The service includes a range of tools to help customers manage security, compliance and data governance, and GE claims that it can integrate seamless with other services running in on a broad range of cloud platforms.
“A cloud built exclusively to capture and analyse machine data will make unforeseen problems and missed opportunities increasingly a complication of the past,” said Harel Kodesh, vice president, general manager of Predix at GE Software. “GE’s Predix Cloud will unlock an industrial app economy that delivers more value to machines, fleets and factories – and enable a thriving developer community to collaborate and rapidly deploy industrial applications in a highly protected environment.”

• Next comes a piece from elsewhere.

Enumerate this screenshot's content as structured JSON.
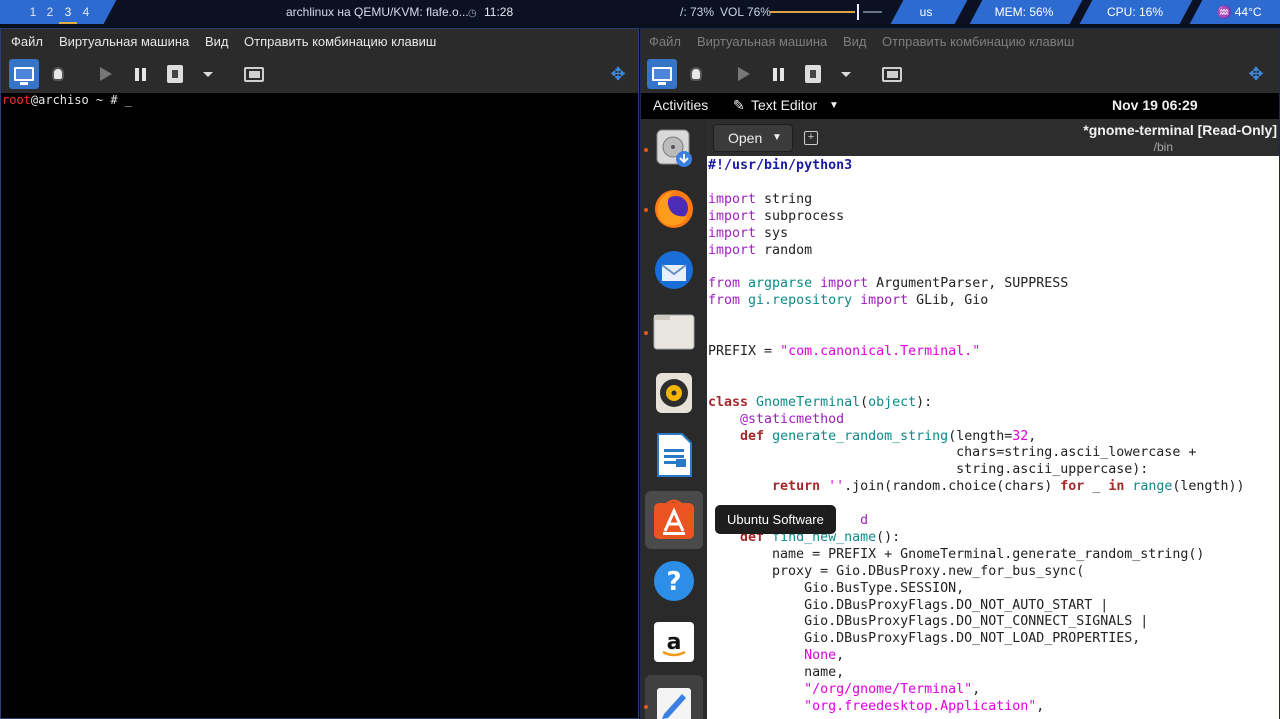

The reveal comes less than a month after what was effectively a softer Predix launch. In July GE announced it is partnering with Pitney Bowes to develop a custom asset performance management (APM) application that analyses the data Pitney Bowes generates from its production mailing and shipping machines to improve the efficiency of its equipment. That partnership saw the companies adapt GE’s Predix software analytics platform to its mail handing and shipping environment.
Both companies have already partnered with one another elsewhere in the IoT ecosystem. Pitney Bowes and GE are members of the Industrial Internet Consortium, a membership group of telcos, research institutes and technology manufacturers formed last year and focused on developing interoperability standards and common architectures to bridge smart devices, machines, mobile devices and the data they create.